Posted: Thursday, March 3, 2016 – 12:15 PM
By Laura Coleman
The California Geological Survey (CGS) gave its final approval of the seismic investigations at El Rodeo school on Monday and determined that there are no active faults at the school, giving the district the green light to move forward in developing the site as part of its Measure E school building program.
In a letter addressed to former Beverly Hills Unified School District Superintendent Gary Woods on Feb. 29, CGS Engineering Geologist Brian Olsen wrote: “The conclusion that there is no active faulting at the campus appear to be supported by the data provided in the referenced reports.”
The final approval comes after CGS performed a second review of the engineering geology and seismology aspects of the consulting reports prepared for El Rodeo. For the supplemental fault investigation, the consultants drilled an additional seven continuously cored borings to depths ranging from 60 to 175 feet. They also provided geologic logs of four additional trenches at the site.
“The BHUSD is gratified that CGS has confirmed our geological studies that there is no active faulting under El Rodeo School,” Board President Howard Goldstein said. “ This is also very good news for the entire Beverly Hills community since a finding of no faulting should give all property owners abutting the El Rodeo area peace of mind knowing that their properties are not located above active faulting.”
BHUSD consultant Tim Buresh, who previously served as the district’s interim facilities chief, noted that the City is a “prime beneficiary” of the work undertaken by the district.
“CGS has embraced our findings regarding the West Beverly Hills Lineament and is now in the process of removing the West Beverly Hills Lineament from its active fault map,” he said.
As a result of the district’s comprehensive seismic investigations, Buresh said that Metro’s regional seismic model directly conflicts with the now proven reality.
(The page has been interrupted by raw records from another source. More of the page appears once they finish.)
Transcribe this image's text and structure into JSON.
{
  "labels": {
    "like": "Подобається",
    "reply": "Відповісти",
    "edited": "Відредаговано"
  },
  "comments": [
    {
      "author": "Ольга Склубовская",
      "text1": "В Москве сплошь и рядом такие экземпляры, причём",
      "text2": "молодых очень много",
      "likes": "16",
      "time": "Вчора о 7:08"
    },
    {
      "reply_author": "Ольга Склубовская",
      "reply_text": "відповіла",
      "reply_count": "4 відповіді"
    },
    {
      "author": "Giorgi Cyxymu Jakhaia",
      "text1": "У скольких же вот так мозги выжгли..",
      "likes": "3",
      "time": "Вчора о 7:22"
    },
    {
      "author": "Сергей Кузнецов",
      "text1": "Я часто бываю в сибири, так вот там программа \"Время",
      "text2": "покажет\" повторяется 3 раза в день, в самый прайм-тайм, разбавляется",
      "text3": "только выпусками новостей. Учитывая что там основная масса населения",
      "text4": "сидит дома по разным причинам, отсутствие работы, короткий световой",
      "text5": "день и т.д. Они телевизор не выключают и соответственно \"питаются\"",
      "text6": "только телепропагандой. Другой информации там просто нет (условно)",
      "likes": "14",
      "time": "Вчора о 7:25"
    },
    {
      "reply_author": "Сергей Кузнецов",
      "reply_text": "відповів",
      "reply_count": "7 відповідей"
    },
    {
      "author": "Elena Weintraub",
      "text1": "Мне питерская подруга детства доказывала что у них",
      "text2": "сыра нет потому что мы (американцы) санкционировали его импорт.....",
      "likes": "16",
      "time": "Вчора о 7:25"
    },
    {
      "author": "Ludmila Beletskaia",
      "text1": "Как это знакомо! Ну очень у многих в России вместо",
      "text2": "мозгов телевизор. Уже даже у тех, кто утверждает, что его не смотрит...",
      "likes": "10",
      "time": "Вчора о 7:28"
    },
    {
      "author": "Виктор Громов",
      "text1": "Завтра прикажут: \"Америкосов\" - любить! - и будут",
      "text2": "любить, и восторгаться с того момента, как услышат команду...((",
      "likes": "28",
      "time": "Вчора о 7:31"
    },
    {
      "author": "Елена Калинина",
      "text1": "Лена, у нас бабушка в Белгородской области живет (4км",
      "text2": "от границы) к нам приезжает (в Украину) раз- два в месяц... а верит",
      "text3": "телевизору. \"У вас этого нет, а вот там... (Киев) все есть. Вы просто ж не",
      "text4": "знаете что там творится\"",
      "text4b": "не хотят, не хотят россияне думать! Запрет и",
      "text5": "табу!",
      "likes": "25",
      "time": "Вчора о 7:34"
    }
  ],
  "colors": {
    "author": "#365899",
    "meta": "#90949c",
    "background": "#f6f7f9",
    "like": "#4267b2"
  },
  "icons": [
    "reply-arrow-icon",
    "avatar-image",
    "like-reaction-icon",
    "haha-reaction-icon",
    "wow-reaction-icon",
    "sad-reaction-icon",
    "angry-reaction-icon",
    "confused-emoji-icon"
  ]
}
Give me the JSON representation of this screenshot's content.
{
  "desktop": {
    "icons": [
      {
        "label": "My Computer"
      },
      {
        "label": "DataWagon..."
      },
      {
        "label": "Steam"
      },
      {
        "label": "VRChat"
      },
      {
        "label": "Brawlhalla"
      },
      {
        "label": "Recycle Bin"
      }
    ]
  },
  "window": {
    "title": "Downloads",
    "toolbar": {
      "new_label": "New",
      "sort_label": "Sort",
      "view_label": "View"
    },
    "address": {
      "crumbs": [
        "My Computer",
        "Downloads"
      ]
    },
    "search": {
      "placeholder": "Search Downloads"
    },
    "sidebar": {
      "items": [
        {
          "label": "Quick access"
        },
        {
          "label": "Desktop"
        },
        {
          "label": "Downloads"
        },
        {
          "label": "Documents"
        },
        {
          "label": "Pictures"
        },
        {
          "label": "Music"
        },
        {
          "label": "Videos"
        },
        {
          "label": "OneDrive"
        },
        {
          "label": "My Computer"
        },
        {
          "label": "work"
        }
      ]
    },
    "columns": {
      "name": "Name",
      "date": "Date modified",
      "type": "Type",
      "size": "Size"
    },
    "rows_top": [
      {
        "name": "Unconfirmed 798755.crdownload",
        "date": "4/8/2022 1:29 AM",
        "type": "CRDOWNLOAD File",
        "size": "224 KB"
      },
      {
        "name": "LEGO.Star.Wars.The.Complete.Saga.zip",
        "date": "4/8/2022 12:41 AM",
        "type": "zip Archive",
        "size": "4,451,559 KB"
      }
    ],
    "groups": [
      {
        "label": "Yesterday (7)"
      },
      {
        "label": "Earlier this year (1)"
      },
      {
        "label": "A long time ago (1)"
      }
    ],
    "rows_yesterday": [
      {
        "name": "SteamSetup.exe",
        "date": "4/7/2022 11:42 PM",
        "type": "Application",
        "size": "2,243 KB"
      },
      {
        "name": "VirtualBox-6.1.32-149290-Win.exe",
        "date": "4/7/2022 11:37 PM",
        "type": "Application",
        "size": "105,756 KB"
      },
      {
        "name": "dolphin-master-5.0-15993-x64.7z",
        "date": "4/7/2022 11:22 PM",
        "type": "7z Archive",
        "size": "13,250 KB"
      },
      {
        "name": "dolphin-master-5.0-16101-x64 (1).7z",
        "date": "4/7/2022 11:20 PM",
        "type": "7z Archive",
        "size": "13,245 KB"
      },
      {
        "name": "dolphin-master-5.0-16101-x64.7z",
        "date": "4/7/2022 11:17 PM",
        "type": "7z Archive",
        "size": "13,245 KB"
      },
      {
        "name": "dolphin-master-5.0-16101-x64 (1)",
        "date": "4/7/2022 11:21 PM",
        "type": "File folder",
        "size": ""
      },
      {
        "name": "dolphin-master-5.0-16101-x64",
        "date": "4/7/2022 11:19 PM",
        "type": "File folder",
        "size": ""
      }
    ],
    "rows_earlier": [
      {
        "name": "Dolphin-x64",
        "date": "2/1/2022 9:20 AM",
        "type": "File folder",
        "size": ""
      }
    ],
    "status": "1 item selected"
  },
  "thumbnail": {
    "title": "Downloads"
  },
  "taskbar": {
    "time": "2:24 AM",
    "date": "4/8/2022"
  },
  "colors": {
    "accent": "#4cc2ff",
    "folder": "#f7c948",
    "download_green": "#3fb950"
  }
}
A preliminary investigation of El Rodeo several years ago indicated it was safe, however, the district was forced to perform detailed investigations after the Metro fault investigation four years ago mapped one active fault zone pointed at the high school and one active fault zone pointed at El Rodeo.
“When the District successfully cleared the BHHS site, MTA spun the message to declare that the District work at BHHS only served to reinforce the seriousness of the MTA fault pointed at El Rodeo,” Buresh explained. “Then the 9900 Wilshire fault investigation accepted by the City seemed to confirm the MTA mapping and specifically identified a broad band of active faults running directly under the main building at El Rodeo. In the face of this much information indicating the presence of active faults at El Rodeo, CGS took an extremely conservative approach to evaluating our investigations and their results.”
Goldstein underscored that because Southern California is a seismically active region, the Education Code requires that geological studies be prepared before the construction or reconstruction to any school buildings.
“For this reason the School District was mandated to perform geological studies to confirm that no active fault rupture hazards existed at the El Rodeo School site,” he said. “The final conclusion accepted by CGS is that there are no active faults at El Rodeo and that development of the site may proceed.”